How about eighth grade reading?


This graph tells that story for Kentucky’s public school students. Note that NAEP didn’t provide Grade 8 Reading scores until 1998.


As with the fourth-grade situation, white student performance on NAEP started to slide in Kentucky well before COVID hit. The latest results for 2022 are definitely lower than reading proficiency rates for Kentucky’s white students in a number of earlier years running from 2011 to 2017.


As with the fourth-grade situation, Kentucky’s Black students have made no detectable progress on NAEP Reading all the way back to 1998. The gap situation in 2022 is unchanged all the way back to 1998, as well.


Overall, Kentucky’s fourth-grade reading proficiency rate on NAEP fell four points, from 35% to only 31% between 2019 and 2022.


For the Bluegrass State’s eighth-graders, between 2019 and 2022 proficiency rates fell from 33% to 29%.


This adds even more urgency to the comments we have made in several recent Bluegrass Institute reports, “What Milton Wright knew about reading instruction, but lots of teachers apparently don’t,” and “Reading proficiency rates rising in some Appalachian schools,” and to the massive amount of detail in Courier Journal reporter Mandy McLaren’s explosive set of articles, “Between the Lines” (sorry, paywall), about reading problems in Kentucky.

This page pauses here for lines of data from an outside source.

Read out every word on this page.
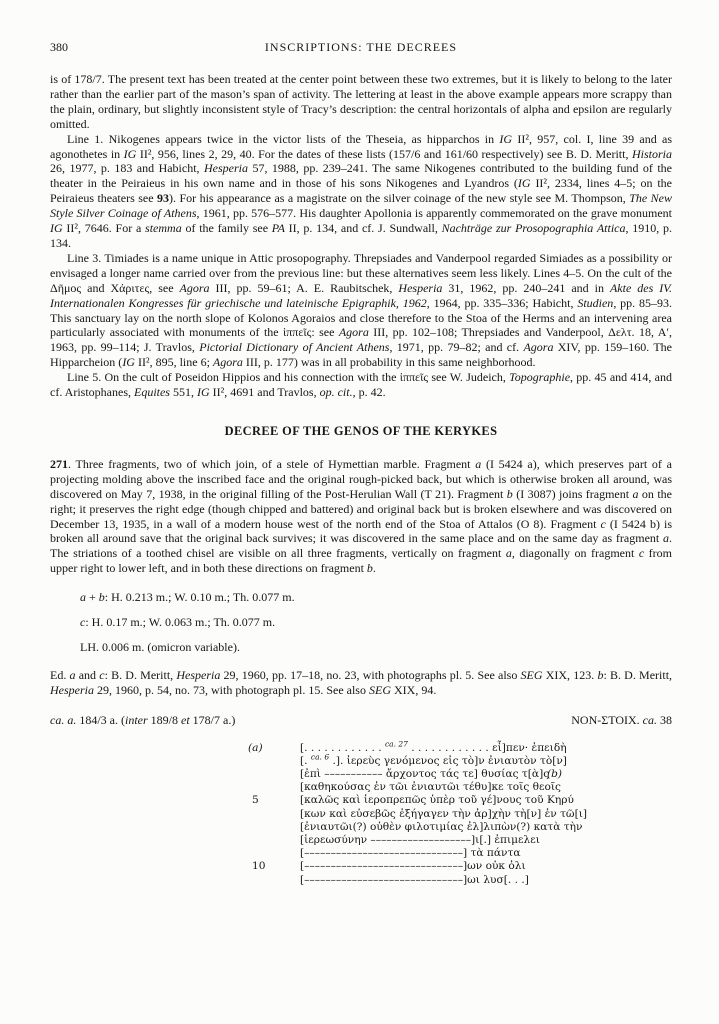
380	INSCRIPTIONS: THE DECREES

is of 178/7. The present text has been treated at the center point between these two extremes, but it is likely to belong to the later rather than the earlier part of the mason’s span of activity. The lettering at least in the above example appears more scrappy than the plain, ordinary, but slightly inconsistent style of Tracy’s description: the central horizontals of alpha and epsilon are regularly omitted.

Line 1. Nikogenes appears twice in the victor lists of the Theseia, as hipparchos in IG II², 957, col. I, line 39 and as agonothetes in IG II², 956, lines 2, 29, 40. For the dates of these lists (157/6 and 161/60 respectively) see B. D. Meritt, Historia 26, 1977, p. 183 and Habicht, Hesperia 57, 1988, pp. 239–241. The same Nikogenes contributed to the building fund of the theater in the Peiraieus in his own name and in those of his sons Nikogenes and Lyandros (IG II², 2334, lines 4–5; on the Peiraieus theaters see 93). For his appearance as a magistrate on the silver coinage of the new style see M. Thompson, The New Style Silver Coinage of Athens, 1961, pp. 576–577. His daughter Apollonia is apparently commemorated on the grave monument IG II², 7646. For a stemma of the family see PA II, p. 134, and cf. J. Sundwall, Nachträge zur Prosopographia Attica, 1910, p. 134.

Line 3. Timiades is a name unique in Attic prosopography. Threpsiades and Vanderpool regarded Simiades as a possibility or envisaged a longer name carried over from the previous line: but these alternatives seem less likely. Lines 4–5. On the cult of the Δῆμος and Χάριτες, see Agora III, pp. 59–61; A. E. Raubitschek, Hesperia 31, 1962, pp. 240–241 and in Akte des IV. Internationalen Kongresses für griechische und lateinische Epigraphik, 1962, 1964, pp. 335–336; Habicht, Studien, pp. 85–93. This sanctuary lay on the north slope of Kolonos Agoraios and close therefore to the Stoa of the Herms and an intervening area particularly associated with monuments of the ἱππεῖς: see Agora III, pp. 102–108; Threpsiades and Vanderpool, Δελτ. 18, Α′, 1963, pp. 99–114; J. Travlos, Pictorial Dictionary of Ancient Athens, 1971, pp. 79–82; and cf. Agora XIV, pp. 159–160. The Hipparcheion (IG II², 895, line 6; Agora III, p. 177) was in all probability in this same neighborhood.

Line 5. On the cult of Poseidon Hippios and his connection with the ἱππεῖς see W. Judeich, Topographie, pp. 45 and 414, and cf. Aristophanes, Equites 551, IG II², 4691 and Travlos, op. cit., p. 42.

DECREE OF THE GENOS OF THE KERYKES

271. Three fragments, two of which join, of a stele of Hymettian marble. Fragment a (I 5424 a), which preserves part of a projecting molding above the inscribed face and the original rough-picked back, but which is otherwise broken all around, was discovered on May 7, 1938, in the original filling of the Post-Herulian Wall (T 21). Fragment b (I 3087) joins fragment a on the right; it preserves the right edge (though chipped and battered) and original back but is broken elsewhere and was discovered on December 13, 1935, in a wall of a modern house west of the north end of the Stoa of Attalos (O 8). Fragment c (I 5424 b) is broken all around save that the original back survives; it was discovered in the same place and on the same day as fragment a. The striations of a toothed chisel are visible on all three fragments, vertically on fragment a, diagonally on fragment c from upper right to lower left, and in both these directions on fragment b.

a + b: H. 0.213 m.; W. 0.10 m.; Th. 0.077 m.

c: H. 0.17 m.; W. 0.063 m.; Th. 0.077 m.

LH. 0.006 m. (omicron variable).

Ed. a and c: B. D. Meritt, Hesperia 29, 1960, pp. 17–18, no. 23, with photographs pl. 5. See also SEG XIX, 123. b: B. D. Meritt, Hesperia 29, 1960, p. 54, no. 73, with photograph pl. 15. See also SEG XIX, 94.

ca. a. 184/3 a. (inter 189/8 et 178/7 a.)	ΝΟΝ-ΣΤΟΙΧ. ca. 38
(a)	[. . . . . . . . . . . . $^{ca. 27}$ . . . . . . . . . . . . εἶ]πεν· ἐπειδὴ
[. $^{ca. 6}$ .]. ἱερεὺς γενόμενος εἰς τὸ]ν ἐνιαυτὸν τὸ[ν]
[ἐπὶ ––––––––––– ἄρχοντος τάς τε] θυσίας τ[ὰ]ς
(b)
[καθηκούσας ἐν τῶι ἐνιαυτῶι τέθυ]κε τοῖς θεοῖς
5	[καλῶς καὶ ἱεροπρεπῶς ὑπὲρ τοῦ γέ]νους τοῦ Κηρύ
[κων καὶ εὐσεβῶς ἐξήγαγεν τὴν ἀρ]χὴν τὴ[ν] ἐν τῶ[ι]
[ἐνιαυτῶι(?) οὐθὲν φιλοτιμίας ἐλ]λιπὼν(?) κατὰ τὴν
[ἱερεωσύνην –––––––––––––––––––]ι[.] ἐπιμελει
[––––––––––––––––––––––––––––––] τὰ πάντα
10	[––––––––––––––––––––––––––––––]ων οὐκ ὀλι
[––––––––––––––––––––––––––––––]ωι λυσ[. . .]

So, Kentucky has a massive problem with ineffective instruction in reading. It is getting worse. But, as McLaren’s articles point out, a lot of our educators want to keep on with the same, unscientific approaches that haven’t worked in over 30 years. That, quite simply, has got to change.


And, if Kentucky’s public school educators continue to fight what science shows works best for reading instruction, it is high time for the state to offer real alternatives to our students.


Tech Note: 

The proficiency rate information used to generate the graphs came from the NAEP Data Explorer.